What were Lincoln’s general plans for Reconstruction?
Lincoln's overall approach to Reconstruction was gradual and inclusive. For Lincoln, the most important thing of all was to keep the Union from breaking apart. It was his prime motivation in conducting the Civil War, and it was uppermost in his mind when thinking about what would happen at the war's end. As a result, Lincoln wanted to incorporate the Confederate states back into the Union over a period of time. At no point did he look upon the South as an enemy needing to be punished. They were to be defeated, yes, but not punished.
Lincoln's approach to Reconstruction was encapsulated in the so-called "Ten Percent Plan." Under these proposals, rebel states would be allowed back into the Union if ten percent of its 1860 vote agreed to pledge allegiance to the Union and also abide by Emancipation.
Radical Republicans were sharply critical of Lincoln's plan. For one thing, they felt it was way too lenient; Lincoln seemed to forget that the rebels were criminals, guilty of open sedition against the legitimate authorities. As such, they should be treated as criminals and subjected to the appropriate punishment.

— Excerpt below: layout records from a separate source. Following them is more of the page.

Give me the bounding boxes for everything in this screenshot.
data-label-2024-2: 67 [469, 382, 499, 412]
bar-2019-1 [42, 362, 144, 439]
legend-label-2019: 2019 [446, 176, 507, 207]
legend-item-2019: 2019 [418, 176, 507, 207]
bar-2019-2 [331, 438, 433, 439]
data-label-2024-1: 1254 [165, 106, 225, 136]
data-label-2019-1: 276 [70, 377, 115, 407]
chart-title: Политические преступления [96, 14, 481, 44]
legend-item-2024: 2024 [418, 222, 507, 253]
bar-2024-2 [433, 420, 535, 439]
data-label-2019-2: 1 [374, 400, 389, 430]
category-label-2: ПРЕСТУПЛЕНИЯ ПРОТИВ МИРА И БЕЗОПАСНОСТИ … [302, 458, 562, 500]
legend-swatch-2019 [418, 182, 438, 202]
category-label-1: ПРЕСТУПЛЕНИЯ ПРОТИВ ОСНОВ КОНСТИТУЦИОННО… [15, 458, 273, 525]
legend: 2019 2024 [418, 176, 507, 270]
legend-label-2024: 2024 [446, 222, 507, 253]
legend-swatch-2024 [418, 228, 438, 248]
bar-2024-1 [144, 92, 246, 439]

Lincoln's Reconstruction plans also did not involve the kind of root and branch change in Southern politics and society that the Radical Republicans demanded. The same kind of people with the same kind of prejudices would be left in charge of government at the statewide level with potentially disastrous consequences not just for the integrity of the United States, but also for the equality and civil rights of African Americans.